Jón Ásgeir Jóhannesson, 41, typified the new elite, the so-called
Viking Conquerors. He set up a supermarket chain which blossomed
into Baugur. As his wealth grew, so did his ambition. He acquired a
yacht, a house with a bullet-proof panic room and a beautiful wife,
Ingibjörg Pálmadóttir. Her customised Mercedes is known in Reykjavik
as the "white pearl". A conviction for false accounting did him
little harm, but the banking collapse did.
The other big Icelandic name in Britain is
Björgólfur Gudmundsson, who snapped up West Ham United. His son Thor
was the original Icelandic success story, making millions from a
brewing venture in post-Soviet Russia.
The "Vikings" thrived because of the intimacy of
society. The political and financial worlds in Reykjavik are
intertwined – it is said in Iceland that by the age of 50 you will
have met half of the 320,000-strong population. When the three main
banks were privatized in 2002, the business elite assumed control,
turning them from sober institutions into aggressive vehicles for
venture capitalism. The banks were used to financing foreign
acquisitions and the domestic companies of their main shareholders.
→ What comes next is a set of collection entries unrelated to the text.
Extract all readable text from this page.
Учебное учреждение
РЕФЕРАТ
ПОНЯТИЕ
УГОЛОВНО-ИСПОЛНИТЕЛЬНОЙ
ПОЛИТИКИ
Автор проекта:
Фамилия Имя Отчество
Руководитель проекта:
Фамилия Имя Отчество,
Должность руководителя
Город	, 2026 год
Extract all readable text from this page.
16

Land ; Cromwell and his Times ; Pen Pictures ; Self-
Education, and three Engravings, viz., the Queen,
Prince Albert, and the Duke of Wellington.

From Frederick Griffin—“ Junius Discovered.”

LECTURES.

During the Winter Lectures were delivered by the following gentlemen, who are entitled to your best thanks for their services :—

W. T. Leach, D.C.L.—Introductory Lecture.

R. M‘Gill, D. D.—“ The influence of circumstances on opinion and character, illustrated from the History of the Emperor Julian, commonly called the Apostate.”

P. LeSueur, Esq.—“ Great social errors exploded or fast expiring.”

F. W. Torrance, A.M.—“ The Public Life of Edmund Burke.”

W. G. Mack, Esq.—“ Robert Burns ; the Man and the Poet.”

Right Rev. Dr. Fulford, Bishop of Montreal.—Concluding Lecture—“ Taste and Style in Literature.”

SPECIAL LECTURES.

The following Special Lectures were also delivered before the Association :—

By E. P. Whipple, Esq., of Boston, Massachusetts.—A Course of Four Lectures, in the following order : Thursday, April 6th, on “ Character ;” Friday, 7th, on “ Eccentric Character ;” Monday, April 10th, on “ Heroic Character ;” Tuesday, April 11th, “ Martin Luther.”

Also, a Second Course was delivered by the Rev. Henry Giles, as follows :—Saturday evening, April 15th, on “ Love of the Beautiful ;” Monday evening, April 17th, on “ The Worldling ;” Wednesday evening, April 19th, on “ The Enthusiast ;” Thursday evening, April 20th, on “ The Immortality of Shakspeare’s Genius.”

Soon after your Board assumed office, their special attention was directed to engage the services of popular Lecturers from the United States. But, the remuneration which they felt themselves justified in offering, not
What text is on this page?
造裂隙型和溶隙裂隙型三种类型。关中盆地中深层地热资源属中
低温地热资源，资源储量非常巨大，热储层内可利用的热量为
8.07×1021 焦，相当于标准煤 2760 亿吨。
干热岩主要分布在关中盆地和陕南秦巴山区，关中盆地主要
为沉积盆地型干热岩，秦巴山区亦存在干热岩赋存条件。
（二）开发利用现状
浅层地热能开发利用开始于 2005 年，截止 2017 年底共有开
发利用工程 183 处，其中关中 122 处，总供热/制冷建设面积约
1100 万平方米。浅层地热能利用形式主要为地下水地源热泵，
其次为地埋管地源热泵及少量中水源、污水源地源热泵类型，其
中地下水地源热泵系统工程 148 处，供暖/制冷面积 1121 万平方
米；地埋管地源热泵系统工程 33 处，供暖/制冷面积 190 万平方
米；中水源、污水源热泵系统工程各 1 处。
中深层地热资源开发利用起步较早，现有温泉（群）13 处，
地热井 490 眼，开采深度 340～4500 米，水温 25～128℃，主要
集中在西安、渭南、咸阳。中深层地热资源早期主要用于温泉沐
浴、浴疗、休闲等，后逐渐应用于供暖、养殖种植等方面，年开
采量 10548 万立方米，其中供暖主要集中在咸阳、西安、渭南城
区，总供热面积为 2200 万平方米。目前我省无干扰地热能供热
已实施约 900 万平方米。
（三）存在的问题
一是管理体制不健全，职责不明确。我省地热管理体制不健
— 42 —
Iceland's financial supervisory system was primitive and the media
silent – most of it having been bought up by the Vikings. No one
asked where the money was coming from. The seemingly unlimited
amounts of cash led to suggestions that they were drawing on "funny
money" from Russia. The allegations, so far, have not been
substantiated.
'The madness started with privatization of the
banks in 2002 and their transfer to the cronies of the political
parties," says Helgason. "The true worth of the banks and the
companies they were feeding with loans became obscured. Anything and
everything was used to boost balance sheets.
"There is a market for cod fishing quotas," adds
Helgason. "A kilo of cod was sold for 4,000 krona in this market. If
you went to a shop you could buy it for 1,200 krona. So the cod
swimming in the sea was worth more than cod that had been caught –
madness."
The madness threatened dire consequences for
British savers when Landsbanki, one of the three big banks, set up
the internet operation Icesave, offering very competitive interest
rates to European savers, including many individuals, councils and
charities. When it collapsed, Gordon Brown used anti-terror
legislation to freeze the UK assets of Landsbanki and another
Icelandic bank, Kaupthing.
For Icelanders, the classifying of their banks
with organisations suspected of funding al-Qaeda was an insult too
far.
Iceland's foreign minister Ossur Skarphedinsson is
still shocked by Brown's actions. "Iceland has always looked on
Britain as a helping hand, except during the cod wars. In your
darkest hour in the Second World War, we offered you the use of our
country. No one in Britain knows that Iceland lost proportionally
the same number of people as America in the war. [Many lives were
lost on Icelandic ships after its occupation by British and, later,
American troops.] To suffer the humiliation of having a friendly
country stigmatising you as terrorists was terrible. It was a
disgusting thing to do."
A special prosecutor has been appointed to
investigate the banking collapse. One of his jobs will be to
discover the fate of assets thought to have been transferred to
off-shore accounts by some businessmen shortly before the crisis.
Rumours abound in the still chic bars of Reykjavik's small centre
about billions salted away overseas.
Icelanders are a stoic lot, though, and the
feeling in the hot pools where people congregate, is that the nation
will, as always, pull through – helped by cheap geothermal energy,
healthy fish stocks and a beautiful, if forbidding, landscape,
attractive to tourists.
However, the days of hubris, of the Icelandic
David taking on the Goliath of international finance, are over.
"People don't want blood, but they want the truth," says Helgason.
"In the end, we were a foolish little nation who thought we had
found some new way of making money. We hadn't."